Menurut taksiran kejaksaan, uang yang tersimpan pada rekening-rekening keluarga mantan direktur pengolahan Pertamina tersebut ratusan miliar rupiah.

Kejaksaan juga mengidentifikasi aset fisik milik keluarga Tabrani. Bentuknya, antara lain, beberapa tanah, bangunan, dan beberapa perusahaan atas nama Tabrani.

Saya nggak bisa menyebut aset apa saja yang ditelusuri. Yang pasti, kami berharap nilai aset tersebut setara dengan nilai uang pengganti, tegas jaksa senior yang pernah bertugas di Kejati Kalimantan Barat itu.

Darmono menegaskan, sejak ditangkap 14 Februari 2007, Tabrani belum sepeser pun membayar uang pengganti. Padahal, PN Jakarta Pusat memutuskan Tabrani harus mengganti kerugian negara yang ditimbulkannya.

Menurut Darmono, jika Tabrani tidak mau menyerahkan kekayaan, kejaksaan berencana menggugat perdata Tabrani dan keluarganya. Ini sesuai dengan ketentuan pasal-pasal yang didakwakan, kata Darmono.
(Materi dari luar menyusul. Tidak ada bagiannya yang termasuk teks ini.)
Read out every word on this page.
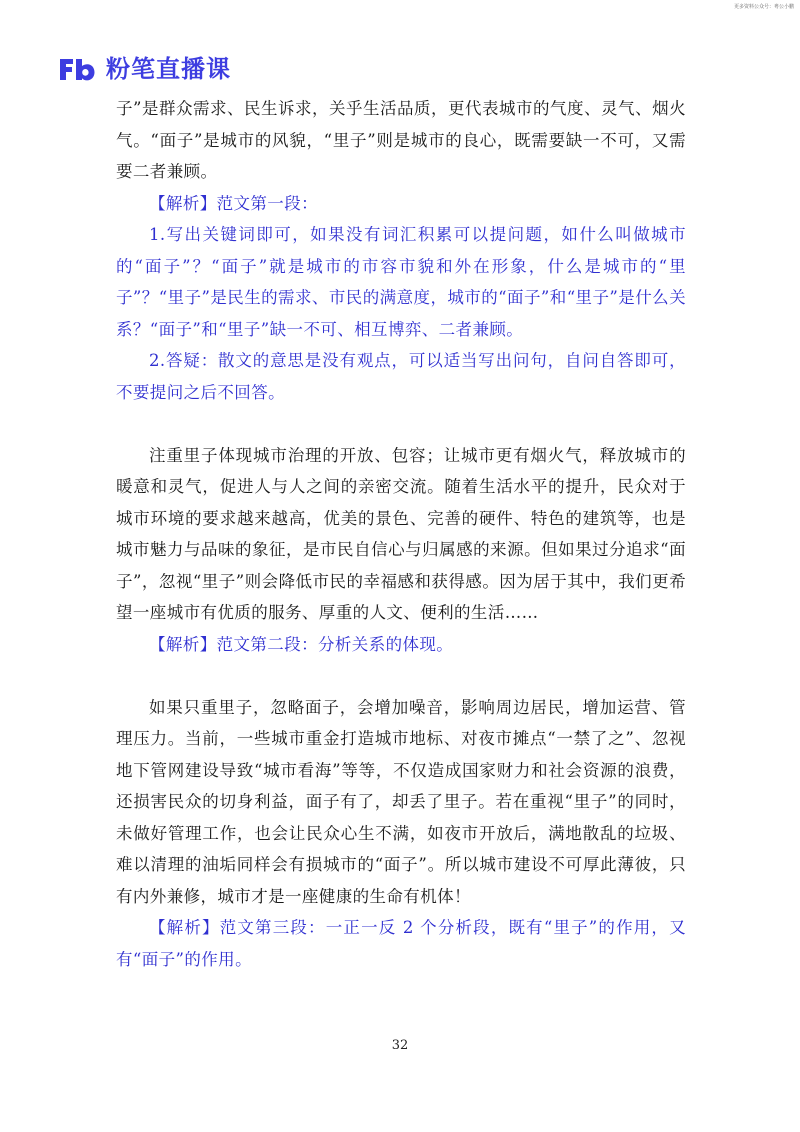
更多资料公众号：粤公小鹏
粉笔直播课

子”是群众需求、民生诉求，关乎生活品质，更代表城市的气度、灵气、烟火气。“面子”是城市的风貌，“里子”则是城市的良心，既需要缺一不可，又需要二者兼顾。

【解析】范文第一段：

1.写出关键词即可，如果没有词汇积累可以提问题，如什么叫做城市的“面子”？“面子”就是城市的市容市貌和外在形象，什么是城市的“里子”？“里子”是民生的需求、市民的满意度，城市的“面子”和“里子”是什么关系？“面子”和“里子”缺一不可、相互博弈、二者兼顾。

2.答疑：散文的意思是没有观点，可以适当写出问句，自问自答即可，不要提问之后不回答。

注重里子体现城市治理的开放、包容；让城市更有烟火气，释放城市的暖意和灵气，促进人与人之间的亲密交流。随着生活水平的提升，民众对于城市环境的要求越来越高，优美的景色、完善的硬件、特色的建筑等，也是城市魅力与品味的象征，是市民自信心与归属感的来源。但如果过分追求“面子”，忽视“里子”则会降低市民的幸福感和获得感。因为居于其中，我们更希望一座城市有优质的服务、厚重的人文、便利的生活……

【解析】范文第二段：分析关系的体现。

如果只重里子，忽略面子，会增加噪音，影响周边居民，增加运营、管理压力。当前，一些城市重金打造城市地标、对夜市摊点“一禁了之”、忽视地下管网建设导致“城市看海”等等，不仅造成国家财力和社会资源的浪费，还损害民众的切身利益，面子有了，却丢了里子。若在重视“里子”的同时，未做好管理工作，也会让民众心生不满，如夜市开放后，满地散乱的垃圾、难以清理的油垢同样会有损城市的“面子”。所以城市建设不可厚此薄彼，只有内外兼修，城市才是一座健康的生命有机体！

【解析】范文第三段：一正一反 2 个分析段，既有“里子”的作用，又有“面子”的作用。

32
Tabrani dijerat dengan UU No 3 Tahun 1971 tentang Tindak Pidana Korupsi. Berbeda dengan UU No 31 Tahun 1999, Tabrani dibebaskan dari deadline satu bulan untuk menyetor uang pengganti. Meski demikian, kejaksaan dapat mengajukan gugatan perdata jika dia tidak kooperatif membayar uang pengganti.

Darmono menambahkan, dalam gugatan perdata, Tabrani dianggap telah wanprestasi alias ingkar janji atas kewajiban membayar uang pengganti. Dasar gugatannya adalah pasal 1320 dan 1365 KUH Perdata. Saya optimistis, pengadilan nanti mengabulkan gugatan perdata kejaksaan, jelas Darmono. Selanjutnya, jika diputus kalah, putusan pengadilan akan dijadikan dasar untuk mengeksekusi seluruh aset milik keluarga Tabrani.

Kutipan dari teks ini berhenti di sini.